I think everyone has to come up the curve over time to improve their game, and part of the problem is the game does a bad job of teaching people what skills they need to acquire to play successfully and minimize CPU cheese.
Step one is to make a good choice about how to set up your sliders and level of playing difficulty.
Step two is to learn to use the sim style play elements the game gives you on a consistent basis if you want to play a sim style game. That's more on a strategy level.
Step three is to sharpen the broad range of your stick and button skills. For me I know I had to improve my ability to play on ball and off ball defense, and also get a lot smarter about which passing mechanics to use in which situations. Turnovers due to bad passing are giftf to the CPU to make CPU momentum become insurmountable. You have to play to keep CPU momentum in check, always.
Even then, there will be cheese bursts. The game balancing system gives attribute and momentum bursts to where the CPU makes shots with players playing well out of their ratings and tendencies, and rebounding and loose ball recovery gets insane. The game balancing system is not yet sophisticated enough to create balance by depth and intelligence of CPU play, as opposed to just attribute and dice roll boosts.

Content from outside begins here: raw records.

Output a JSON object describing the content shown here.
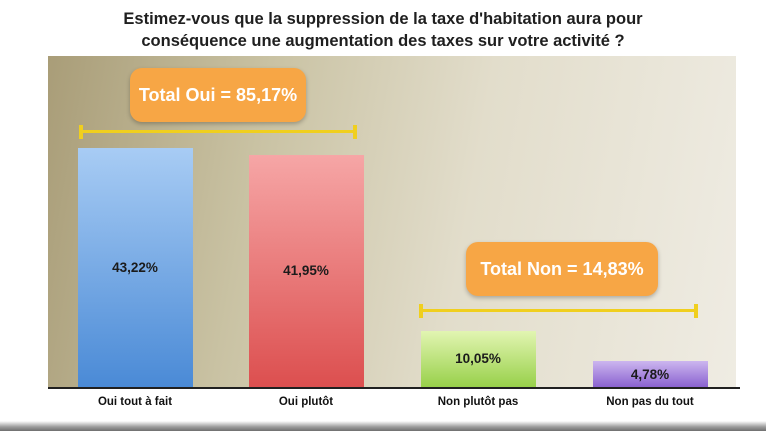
{
  "chart_data": {
    "type": "bar",
    "title": "Estimez-vous que la suppression de la taxe d'habitation aura pour conséquence une augmentation des taxes sur votre activité ?",
    "title_line1": "Estimez-vous que la suppression de la taxe d'habitation aura pour",
    "title_line2": "conséquence une augmentation des taxes sur votre activité ?",
    "categories": [
      "Oui tout à fait",
      "Oui plutôt",
      "Non plutôt pas",
      "Non pas du tout"
    ],
    "values": [
      43.22,
      41.95,
      10.05,
      4.78
    ],
    "value_labels": [
      "43,22%",
      "41,95%",
      "10,05%",
      "4,78%"
    ],
    "colors": [
      [
        "#a8ccf4",
        "#4a8ad6"
      ],
      [
        "#f6a6a6",
        "#dc4f4f"
      ],
      [
        "#e2f5b2",
        "#98d04a"
      ],
      [
        "#ccb6ef",
        "#8a62d0"
      ]
    ],
    "ylim": [
      0,
      45
    ],
    "annotations": [
      {
        "text": "Total Oui = 85,17%",
        "spans": [
          0,
          1
        ]
      },
      {
        "text": "Total Non = 14,83%",
        "spans": [
          2,
          3
        ]
      }
    ],
    "accent_color": "#f7a645",
    "bracket_color": "#f0cf1e"
  }
}
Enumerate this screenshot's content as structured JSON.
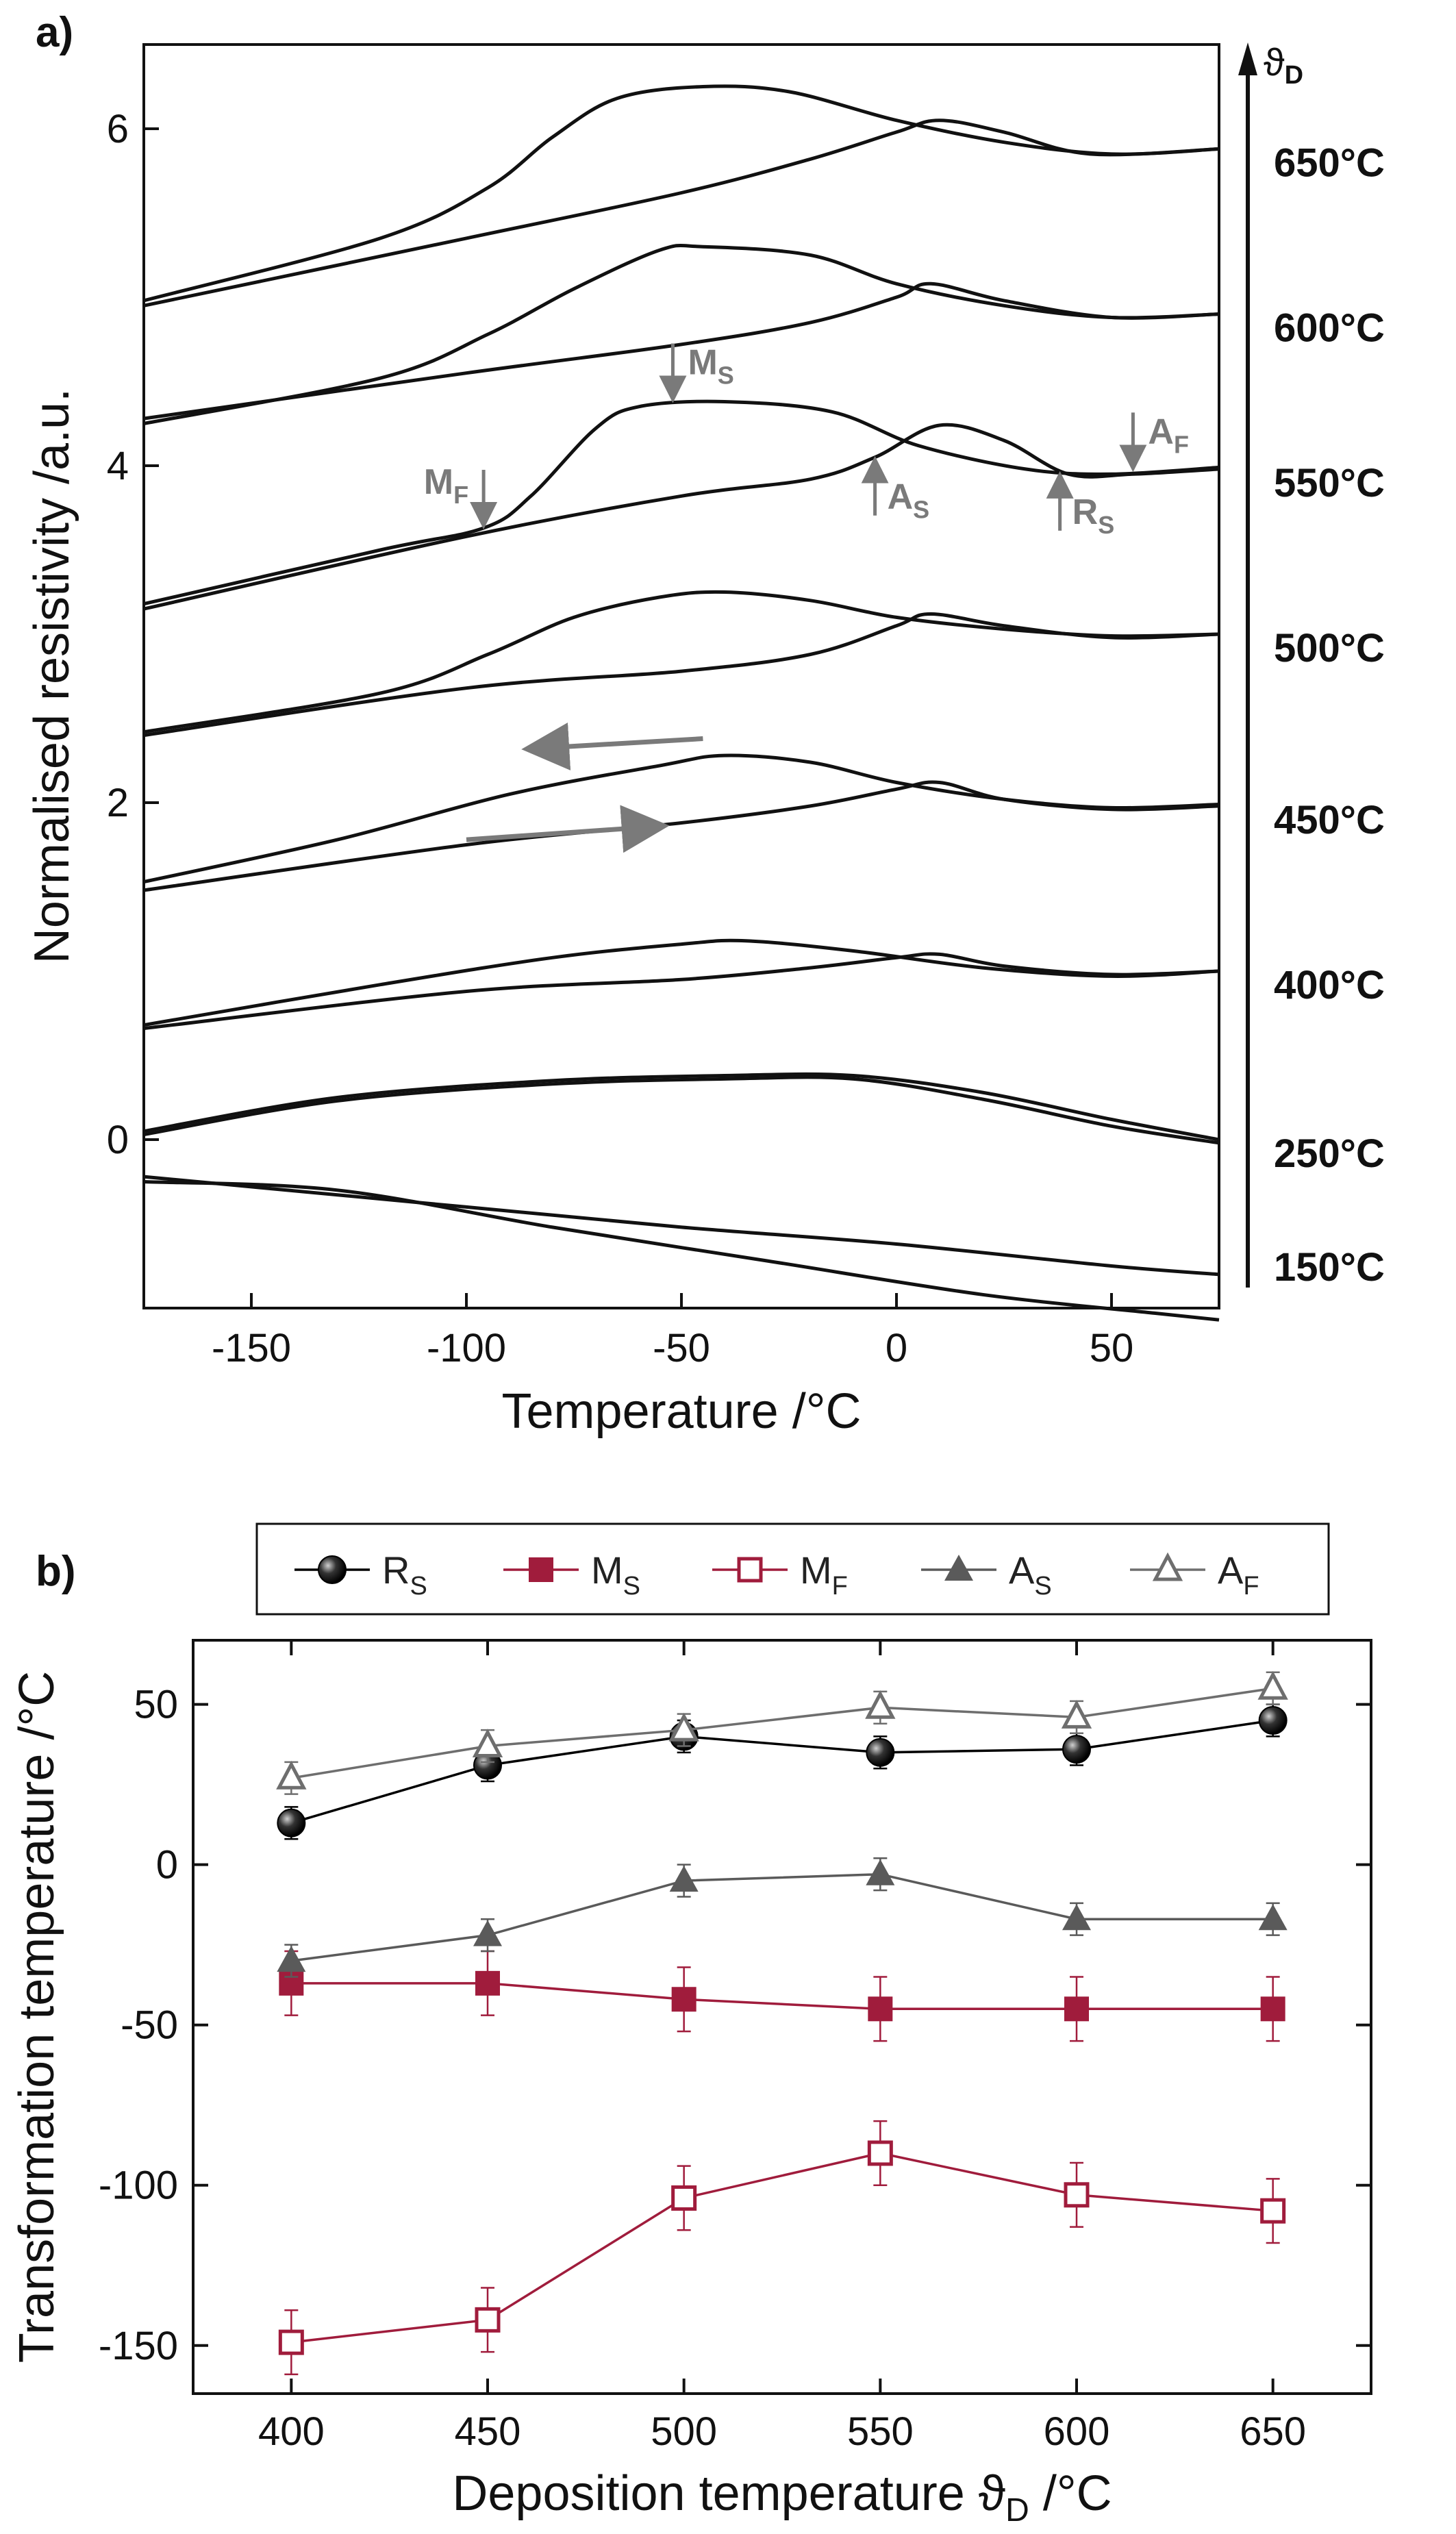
{
  "chart_data": [
    {
      "type": "line",
      "panel_label": "a)",
      "xlabel": "Temperature /°C",
      "ylabel": "Normalised resistivity /a.u.",
      "xlim": [
        -175,
        75
      ],
      "ylim": [
        -1.0,
        6.5
      ],
      "xticks": [
        "-150",
        "-100",
        "-50",
        "0",
        "50"
      ],
      "yticks": [
        "0",
        "2",
        "4",
        "6"
      ],
      "series_axis_label": "ϑD",
      "series_axis_symbol": "ϑ",
      "series_axis_sub": "D",
      "series": [
        {
          "name": "150°C",
          "heating": [
            [
              -175,
              -0.22
            ],
            [
              -150,
              -0.28
            ],
            [
              -100,
              -0.4
            ],
            [
              -50,
              -0.52
            ],
            [
              0,
              -0.62
            ],
            [
              50,
              -0.75
            ],
            [
              75,
              -0.8
            ]
          ],
          "cooling": [
            [
              -175,
              -0.25
            ],
            [
              -130,
              -0.3
            ],
            [
              -80,
              -0.52
            ],
            [
              -30,
              -0.72
            ],
            [
              20,
              -0.92
            ],
            [
              60,
              -1.03
            ],
            [
              75,
              -1.07
            ]
          ]
        },
        {
          "name": "250°C",
          "heating": [
            [
              -175,
              0.05
            ],
            [
              -130,
              0.25
            ],
            [
              -80,
              0.35
            ],
            [
              -40,
              0.38
            ],
            [
              -10,
              0.38
            ],
            [
              20,
              0.28
            ],
            [
              50,
              0.12
            ],
            [
              75,
              0.0
            ]
          ],
          "cooling": [
            [
              -175,
              0.03
            ],
            [
              -130,
              0.23
            ],
            [
              -80,
              0.33
            ],
            [
              -40,
              0.36
            ],
            [
              -10,
              0.36
            ],
            [
              20,
              0.24
            ],
            [
              50,
              0.08
            ],
            [
              75,
              -0.02
            ]
          ]
        },
        {
          "name": "400°C",
          "heating": [
            [
              -175,
              0.66
            ],
            [
              -100,
              0.88
            ],
            [
              -50,
              0.95
            ],
            [
              -20,
              1.02
            ],
            [
              0,
              1.08
            ],
            [
              10,
              1.1
            ],
            [
              25,
              1.03
            ],
            [
              50,
              0.98
            ],
            [
              75,
              1.0
            ]
          ],
          "cooling": [
            [
              -175,
              0.68
            ],
            [
              -120,
              0.92
            ],
            [
              -80,
              1.08
            ],
            [
              -50,
              1.16
            ],
            [
              -35,
              1.18
            ],
            [
              -10,
              1.12
            ],
            [
              20,
              1.02
            ],
            [
              50,
              0.97
            ],
            [
              75,
              1.0
            ]
          ]
        },
        {
          "name": "450°C",
          "heating": [
            [
              -175,
              1.48
            ],
            [
              -100,
              1.75
            ],
            [
              -50,
              1.88
            ],
            [
              -20,
              1.98
            ],
            [
              0,
              2.08
            ],
            [
              10,
              2.12
            ],
            [
              25,
              2.02
            ],
            [
              50,
              1.96
            ],
            [
              75,
              1.98
            ]
          ],
          "cooling": [
            [
              -175,
              1.53
            ],
            [
              -130,
              1.78
            ],
            [
              -90,
              2.05
            ],
            [
              -55,
              2.22
            ],
            [
              -40,
              2.28
            ],
            [
              -20,
              2.24
            ],
            [
              0,
              2.12
            ],
            [
              25,
              2.02
            ],
            [
              50,
              1.97
            ],
            [
              75,
              1.99
            ]
          ]
        },
        {
          "name": "500°C",
          "heating": [
            [
              -175,
              2.4
            ],
            [
              -100,
              2.68
            ],
            [
              -50,
              2.78
            ],
            [
              -20,
              2.88
            ],
            [
              0,
              3.05
            ],
            [
              8,
              3.12
            ],
            [
              25,
              3.05
            ],
            [
              50,
              2.98
            ],
            [
              75,
              3.0
            ]
          ],
          "cooling": [
            [
              -175,
              2.42
            ],
            [
              -120,
              2.65
            ],
            [
              -95,
              2.88
            ],
            [
              -75,
              3.1
            ],
            [
              -55,
              3.22
            ],
            [
              -40,
              3.25
            ],
            [
              -20,
              3.2
            ],
            [
              0,
              3.1
            ],
            [
              25,
              3.03
            ],
            [
              50,
              2.99
            ],
            [
              75,
              3.0
            ]
          ]
        },
        {
          "name": "550°C",
          "heating": [
            [
              -175,
              3.15
            ],
            [
              -100,
              3.58
            ],
            [
              -50,
              3.82
            ],
            [
              -20,
              3.92
            ],
            [
              -5,
              4.05
            ],
            [
              10,
              4.24
            ],
            [
              25,
              4.15
            ],
            [
              40,
              3.95
            ],
            [
              55,
              3.95
            ],
            [
              75,
              3.98
            ]
          ],
          "cooling": [
            [
              -175,
              3.18
            ],
            [
              -120,
              3.5
            ],
            [
              -96,
              3.63
            ],
            [
              -85,
              3.82
            ],
            [
              -70,
              4.22
            ],
            [
              -60,
              4.35
            ],
            [
              -40,
              4.38
            ],
            [
              -15,
              4.32
            ],
            [
              5,
              4.12
            ],
            [
              30,
              3.98
            ],
            [
              50,
              3.95
            ],
            [
              75,
              3.99
            ]
          ]
        },
        {
          "name": "600°C",
          "heating": [
            [
              -175,
              4.28
            ],
            [
              -100,
              4.55
            ],
            [
              -50,
              4.72
            ],
            [
              -20,
              4.85
            ],
            [
              0,
              5.0
            ],
            [
              8,
              5.08
            ],
            [
              25,
              4.98
            ],
            [
              50,
              4.88
            ],
            [
              75,
              4.9
            ]
          ],
          "cooling": [
            [
              -175,
              4.25
            ],
            [
              -120,
              4.52
            ],
            [
              -95,
              4.78
            ],
            [
              -75,
              5.05
            ],
            [
              -55,
              5.28
            ],
            [
              -45,
              5.3
            ],
            [
              -20,
              5.25
            ],
            [
              0,
              5.08
            ],
            [
              25,
              4.95
            ],
            [
              50,
              4.88
            ],
            [
              75,
              4.9
            ]
          ]
        },
        {
          "name": "650°C",
          "heating": [
            [
              -175,
              4.95
            ],
            [
              -100,
              5.35
            ],
            [
              -50,
              5.62
            ],
            [
              -20,
              5.82
            ],
            [
              0,
              5.98
            ],
            [
              10,
              6.05
            ],
            [
              25,
              5.98
            ],
            [
              45,
              5.85
            ],
            [
              75,
              5.88
            ]
          ],
          "cooling": [
            [
              -175,
              4.98
            ],
            [
              -120,
              5.35
            ],
            [
              -95,
              5.65
            ],
            [
              -80,
              5.95
            ],
            [
              -65,
              6.18
            ],
            [
              -45,
              6.25
            ],
            [
              -25,
              6.22
            ],
            [
              0,
              6.05
            ],
            [
              25,
              5.92
            ],
            [
              50,
              5.85
            ],
            [
              75,
              5.88
            ]
          ]
        }
      ],
      "direction_arrows": [
        {
          "label": "cooling",
          "x0": -45,
          "y0": 2.38,
          "x1": -85,
          "y1": 2.32
        },
        {
          "label": "heating",
          "x0": -100,
          "y0": 1.78,
          "x1": -55,
          "y1": 1.86
        }
      ],
      "annotations": [
        {
          "symbol": "M",
          "sub": "S",
          "x": -52,
          "y_tip": 4.38,
          "direction": "down"
        },
        {
          "symbol": "M",
          "sub": "F",
          "x": -96,
          "y_tip": 3.63,
          "direction": "down"
        },
        {
          "symbol": "A",
          "sub": "S",
          "x": -5,
          "y_tip": 4.05,
          "direction": "up"
        },
        {
          "symbol": "R",
          "sub": "S",
          "x": 38,
          "y_tip": 3.96,
          "direction": "up"
        },
        {
          "symbol": "A",
          "sub": "F",
          "x": 55,
          "y_tip": 3.97,
          "direction": "down"
        }
      ]
    },
    {
      "type": "line",
      "panel_label": "b)",
      "xlabel": "Deposition temperature ϑD /°C",
      "xlabel_main": "Deposition temperature ϑ",
      "xlabel_sub": "D",
      "xlabel_tail": " /°C",
      "ylabel": "Transformation temperature /°C",
      "xlim": [
        375,
        675
      ],
      "ylim": [
        -165,
        70
      ],
      "categories": [
        400,
        450,
        500,
        550,
        600,
        650
      ],
      "xticks": [
        "400",
        "450",
        "500",
        "550",
        "600",
        "650"
      ],
      "yticks": [
        "50",
        "0",
        "-50",
        "-100",
        "-150"
      ],
      "series": [
        {
          "name": "RS",
          "symbol": "R",
          "sub": "S",
          "color": "#000000",
          "marker": "sphere",
          "values": [
            13,
            31,
            40,
            35,
            36,
            45
          ],
          "err": [
            5,
            5,
            5,
            5,
            5,
            5
          ]
        },
        {
          "name": "MS",
          "symbol": "M",
          "sub": "S",
          "color": "#a01c3c",
          "marker": "square",
          "values": [
            -37,
            -37,
            -42,
            -45,
            -45,
            -45
          ],
          "err": [
            10,
            10,
            10,
            10,
            10,
            10
          ]
        },
        {
          "name": "MF",
          "symbol": "M",
          "sub": "F",
          "color": "#a01c3c",
          "marker": "square-open",
          "values": [
            -149,
            -142,
            -104,
            -90,
            -103,
            -108
          ],
          "err": [
            10,
            10,
            10,
            10,
            10,
            10
          ]
        },
        {
          "name": "AS",
          "symbol": "A",
          "sub": "S",
          "color": "#5a5a5a",
          "marker": "triangle",
          "values": [
            -30,
            -22,
            -5,
            -3,
            -17,
            -17
          ],
          "err": [
            5,
            5,
            5,
            5,
            5,
            5
          ]
        },
        {
          "name": "AF",
          "symbol": "A",
          "sub": "F",
          "color": "#6e6e6e",
          "marker": "triangle-open",
          "values": [
            27,
            37,
            42,
            49,
            46,
            55
          ],
          "err": [
            5,
            5,
            5,
            5,
            5,
            5
          ]
        }
      ],
      "legend_location": "top-center"
    }
  ]
}
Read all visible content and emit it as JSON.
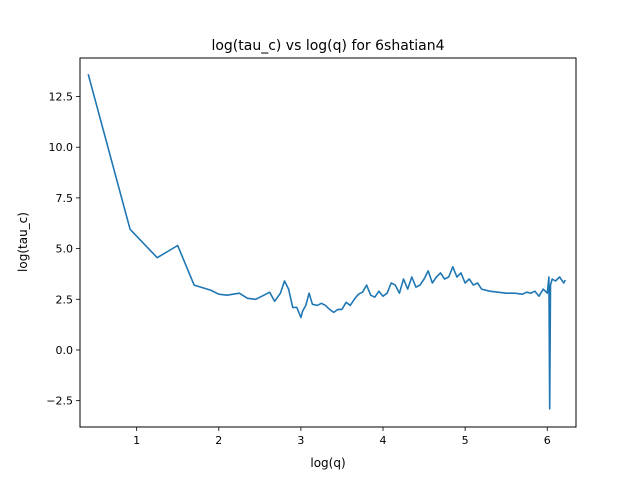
{
  "chart_data": {
    "type": "line",
    "title": "log(tau_c) vs log(q) for 6shatian4",
    "xlabel": "log(q)",
    "ylabel": "log(tau_c)",
    "xlim": [
      0.31,
      6.35
    ],
    "ylim": [
      -3.8,
      14.4
    ],
    "x_ticks": [
      1,
      2,
      3,
      4,
      5,
      6
    ],
    "x_tick_labels": [
      "1",
      "2",
      "3",
      "4",
      "5",
      "6"
    ],
    "y_ticks": [
      -2.5,
      0.0,
      2.5,
      5.0,
      7.5,
      10.0,
      12.5
    ],
    "y_tick_labels": [
      "−2.5",
      "0.0",
      "2.5",
      "5.0",
      "7.5",
      "10.0",
      "12.5"
    ],
    "grid": false,
    "series": [
      {
        "color": "#1f77b4",
        "x": [
          0.41,
          0.92,
          1.25,
          1.5,
          1.7,
          1.9,
          2.0,
          2.1,
          2.25,
          2.35,
          2.45,
          2.55,
          2.62,
          2.68,
          2.75,
          2.8,
          2.85,
          2.9,
          2.95,
          3.0,
          3.02,
          3.06,
          3.1,
          3.14,
          3.2,
          3.25,
          3.3,
          3.35,
          3.4,
          3.45,
          3.5,
          3.55,
          3.6,
          3.65,
          3.7,
          3.75,
          3.8,
          3.85,
          3.9,
          3.95,
          4.0,
          4.05,
          4.1,
          4.15,
          4.2,
          4.25,
          4.3,
          4.35,
          4.4,
          4.45,
          4.5,
          4.55,
          4.6,
          4.65,
          4.7,
          4.75,
          4.8,
          4.85,
          4.9,
          4.95,
          5.0,
          5.05,
          5.1,
          5.15,
          5.2,
          5.3,
          5.4,
          5.5,
          5.6,
          5.7,
          5.75,
          5.8,
          5.85,
          5.9,
          5.95,
          6.0,
          6.02,
          6.03,
          6.04,
          6.06,
          6.1,
          6.15,
          6.2,
          6.22
        ],
        "y": [
          13.6,
          5.95,
          4.55,
          5.15,
          3.2,
          2.95,
          2.75,
          2.7,
          2.8,
          2.55,
          2.5,
          2.7,
          2.85,
          2.4,
          2.8,
          3.4,
          3.0,
          2.1,
          2.1,
          1.6,
          1.9,
          2.2,
          2.8,
          2.25,
          2.2,
          2.3,
          2.2,
          2.0,
          1.85,
          2.0,
          2.0,
          2.35,
          2.2,
          2.5,
          2.75,
          2.85,
          3.2,
          2.7,
          2.6,
          2.9,
          2.65,
          2.8,
          3.3,
          3.2,
          2.8,
          3.5,
          3.0,
          3.6,
          3.1,
          3.2,
          3.5,
          3.9,
          3.3,
          3.6,
          3.8,
          3.5,
          3.6,
          4.1,
          3.6,
          3.8,
          3.3,
          3.5,
          3.2,
          3.3,
          3.0,
          2.9,
          2.85,
          2.8,
          2.8,
          2.75,
          2.85,
          2.8,
          2.9,
          2.65,
          3.0,
          2.8,
          3.6,
          -2.9,
          3.2,
          3.5,
          3.4,
          3.6,
          3.3,
          3.45
        ]
      }
    ]
  }
}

That said, if you can learn to play better, practice, know your plays and players, follow tips from people like Sam Pham, and get your sliders and diffuclty settings right you you, you can find a reasonably fun sim game in there. The CPU AI logic and freelance systems are getting sweet.
Even with all that, I'm still playing on a custom slider All Star mode and not Super Star mode, because I'm not a good enough player (yet) to keep SS level momentum cheese from swallowing me. But I'm getting better.